RolfRolles/HexRaysDeob

the difference between Microcode Explorer output and optblock_t::func callback dump

TakahiroHaruyama opened this issue · 4 comments

I'm implementing control flow unflattening in more matured level, related to #7.

I like to debug the code by using Microcode Explorer graph but sometimes (especially in MMAT_GLBOPT1) the output generated by Microcode Explorer is different from optblock_t::func callback dump in the same maturity level (e.g.. dumpBefore-MMAT_GLBOPT1-0.txt), so I can't refer to the graph in debugging.

Do you know the reason?

No, I don't know what you're talking about.

Sorry, I attach one example graph of a function in MMAT_GLBOPT1 generated by Microcode Explorer.
As we can see, the control dispatcher block ID is 14.
screen shot 2019-01-31 at 14 51 48

On the other hand, according to the information dumped by optblock_t::func callback in the same level, the dispatcher ID is 9.

9. 0 ; 2WAY-BLOCK 9 INBOUNDS: 1 6 7 2 8 12 13 4 5 OUTBOUNDS: 10 14 [START=73F4211A END=73F42122] MINREFS: STK=24/ARG=128, MAXBSP: 0
9. 0 ; USE: edx.4
9. 0 ; VALRANGES: edx.4:(==251E6FCF|==6A786FA9|==A39DE200|==B8230B61|==D5FFDD16|==E0408B29|==E41FBF89|==F5AE3BEE)
9. 0 jle edx.4, #0xF5AE3BED.4, @14 ; 73F42120 u=edx.4
9. 0

So I'd like to know why there is a difference between them.

As it happens, I can sort of answer this question, but only because I've been reverse engineering Hex-Rays. This question isn't really related to an issue with the code I released for this project. It's pretty much just a generic question about Hex-Rays internals. You'll probably get better answers from Hex-Rays support.

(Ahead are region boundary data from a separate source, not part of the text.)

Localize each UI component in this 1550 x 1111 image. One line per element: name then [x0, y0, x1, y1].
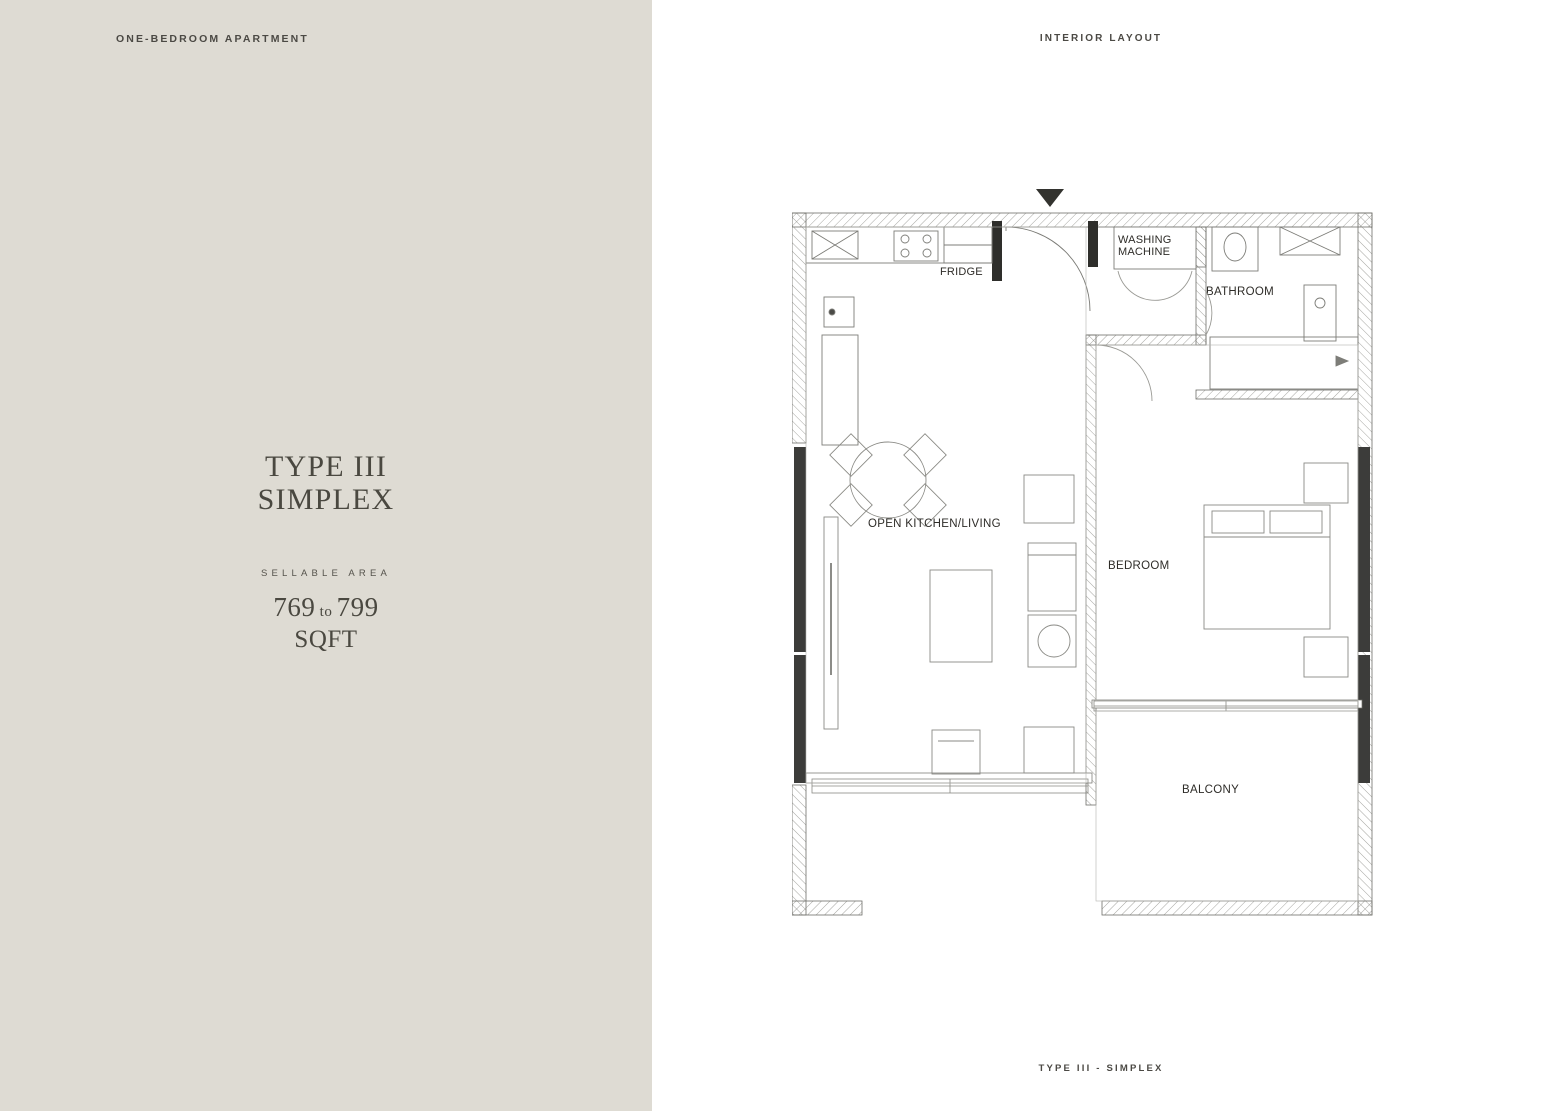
washing-machine-label-line1: WASHING — [1118, 234, 1172, 246]
area-range-join: to — [315, 604, 337, 620]
entrance-arrow-icon — [1036, 189, 1064, 207]
entry-door-frame — [992, 221, 1098, 281]
structural-columns — [794, 447, 1370, 783]
dining-table-and-chairs — [830, 434, 946, 526]
area-from-value: 769 — [273, 592, 316, 622]
exterior-walls — [792, 213, 1372, 915]
type-title-line-2: SIMPLEX — [257, 483, 395, 516]
washing-machine-label-line2: MACHINE — [1118, 246, 1171, 258]
floor-plan-drawing — [792, 175, 1412, 945]
sellable-area-label: SELLABLE AREA — [260, 568, 392, 579]
sellable-area-value — [0, 592, 652, 623]
bathroom-label: BATHROOM — [1206, 286, 1274, 298]
plan-footer-caption: TYPE III - SIMPLEX — [1038, 1063, 1164, 1074]
floor-plan-svg — [792, 175, 1412, 945]
kitchen-counter — [806, 227, 992, 263]
interior-partitions — [806, 227, 1362, 805]
bedroom-furniture — [1204, 463, 1348, 677]
apartment-type-header: ONE-BEDROOM APARTMENT — [116, 33, 309, 45]
entry-door — [1006, 227, 1090, 311]
balcony-label: BALCONY — [1182, 784, 1240, 796]
left-info-panel — [0, 0, 652, 1111]
fridge-label: FRIDGE — [940, 266, 983, 278]
type-title-block — [0, 450, 652, 516]
bedroom-label: BEDROOM — [1108, 560, 1170, 572]
right-plan-panel — [652, 0, 1550, 1111]
bedroom-door — [1096, 345, 1152, 401]
interior-layout-header: INTERIOR LAYOUT — [1039, 33, 1163, 44]
bathroom-fixtures — [1210, 227, 1358, 389]
area-to-value: 799 — [336, 592, 379, 622]
kitchen-tall-unit — [822, 297, 858, 445]
type-title-line-1: TYPE III — [264, 450, 388, 483]
sellable-area-unit: SQFT — [294, 626, 358, 653]
room-outlines — [806, 227, 1358, 901]
open-kitchen-living-label: OPEN KITCHEN/LIVING — [868, 518, 1001, 530]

Basically, the microcode explorer works by calling gen_microcode to produce an mbl_array_t at the specified maturity level, and then it stops immediately once that maturity level is reached. However, in ordinary operation of the decompiler, once the mbl_array_t has reached MMAT_GLBOPT1, Hex-Rays continues to optimize and transform the mbl_array_t before it reaches the next maturity level, MMAT_GLBOPT2.

In particular, in Hex-Rays 7.1, after reaching MMAT_GLBOPT1, the decompiler resolves stack variable addresses, refines the input arguments sizes, triggers block combination, performs common subexpression elimination, preallocates local variables, and does some other stuff that I haven't reverse engineered yet. Only after all of this is done does the decompiler update the maturity level of the mbl_array_t to MMAT_GLBOPT2. Your optblock_t handler is getting called somewhere after it reached MMAT_GLBOPT1, but before it has reached MMAT_GLBOPT2.

So, the reason the microcode explorer shows different results than something you dumped in an optblock_t handler is that, by the time your optblock_t handler is called, the mbl_array_t is not in the same state as it was when it originally reached MMAT_GLBOPT1 -- further transformations have taken place since reaching MMAT_GLBOPT1.

Thank you so much!
And I understood I should ask to the support about the internal issue.